O domínio sobre as pessoas exercido em função da fascinação pelas aparências artificiais tecnicamente produzidas é denominado por Haug (1997, p. 67) de “tecnocracia da sensualidade”. Esse domínio aparece na fascinação de formas estéticas, que arrebatam as sensações humanas, fazendo com que os próprios sentidos passem a dominar o indivíduo fascinado. Inventada com base na perspectiva de posse do valor de uso, a aparência na qual caímos é um desejo impulsivo. “É como um espelho, onde o desejo se vê e se reconhece como objetivo” (HAUG, 1997, p. 77).

Defrontamo-nos com sequências de aparências atraentes e prazerosas das mercadorias, que atuam sobre nós como espelhos que observam nossa intimidade e evidenciam nossas insatisfações. A aparência se oferece, como se fosse capaz de satisfazer, de adivinhar, de ler os desejos nos olhos, de trazê-los a luz através do aspecto exterior da mercadoria (HAUG, 1986, p. 266). A aparência estética da mercadoria se oferece enquanto satisfação, como se soubesse de nossos segredos e os mostrasse na superfície aparente da mercadoria. Para Haug (1997, p. 78), “o ideal da estética da mercadoria seria manifestar o que mais nos agrada, do que falamos, o que procuramos, o que não esquecemos, o que

todos querem, o que sempre quisemos”. À medida que a estética da mercadoria interpreta, nesse sentido, o “ser” das pessoas, de acordo com Haug (1997, p. 76), ocorre que,

A tendência progressiva de seus impulsos, de seus desejos em busca de satisfação, prazer e alegria parece desviada. O impulso parece estar atrelado e ter se tornado um estímulo para a adaptação. Vários críticos da cultura veem nisso um processo de corrupção que atinge diretamente a espécie. Gehlen fala de sua degeneração, à medida que ela se adapta “a condições de vida demasiado cômodas”. De fato, há certa perfídia na adulação exercida pelas mercadorias: o que elas acionam ao se oferecerem acaba sendo predominante. Os indivíduos servidos pelo capitalismo acabam sendo, ao final, seus servidores inconscientes. Eles não são apenas mimados, distraídos, alimentados e corrompidos.
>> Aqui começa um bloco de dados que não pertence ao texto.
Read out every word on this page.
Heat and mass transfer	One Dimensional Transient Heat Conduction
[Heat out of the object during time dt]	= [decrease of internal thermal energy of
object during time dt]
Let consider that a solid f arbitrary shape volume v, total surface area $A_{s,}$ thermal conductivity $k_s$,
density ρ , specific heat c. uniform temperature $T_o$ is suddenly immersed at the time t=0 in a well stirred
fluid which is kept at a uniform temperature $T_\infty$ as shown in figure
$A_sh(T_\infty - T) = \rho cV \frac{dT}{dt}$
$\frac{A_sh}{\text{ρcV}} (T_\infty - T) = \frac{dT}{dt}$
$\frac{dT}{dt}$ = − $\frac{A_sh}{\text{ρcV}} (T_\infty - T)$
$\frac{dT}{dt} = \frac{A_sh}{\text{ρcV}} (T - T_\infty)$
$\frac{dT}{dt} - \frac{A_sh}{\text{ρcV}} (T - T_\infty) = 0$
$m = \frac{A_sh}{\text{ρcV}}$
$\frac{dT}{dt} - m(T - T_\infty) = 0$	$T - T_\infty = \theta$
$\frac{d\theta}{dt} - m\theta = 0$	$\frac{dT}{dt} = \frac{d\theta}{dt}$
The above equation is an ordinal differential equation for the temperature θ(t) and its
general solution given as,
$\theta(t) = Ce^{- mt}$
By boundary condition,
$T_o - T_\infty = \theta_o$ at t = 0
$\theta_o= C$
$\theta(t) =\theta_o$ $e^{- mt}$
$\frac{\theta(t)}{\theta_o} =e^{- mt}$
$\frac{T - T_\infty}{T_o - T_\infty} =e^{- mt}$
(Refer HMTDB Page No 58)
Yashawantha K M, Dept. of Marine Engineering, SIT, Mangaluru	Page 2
Interpretando os homens, a aparência com a qual se apresenta a mercadoria lhes dá uma língua para a interpretação de si mesmo e do mundo (HAUG, 1986, p. 266). A interpretação do “ser” das pessoas se manifesta na publicidade que, segundo Gunn (2005, p. 41), na maioria das vezes, explora os pontos vulneráveis de seu “público-alvo”, para convencê-lo que o produto ou serviço oferecido é realmente necessário. “O que importa são as vendas”. Gunn (2005, p. 41) dá como exemplos, a publicidade de produtos alimentares, higiênicos e de limpeza para um público-alvo feminino, que utiliza o estereótipo da “mulher magra, bonita, bem-sucedida, que cuida da família, trabalha e é feliz”, e a publicidade de cervejas para os homens, que usa a imagem da mulher para mexer com a virilidade masculina, explorando vaidades e desejos de sucesso.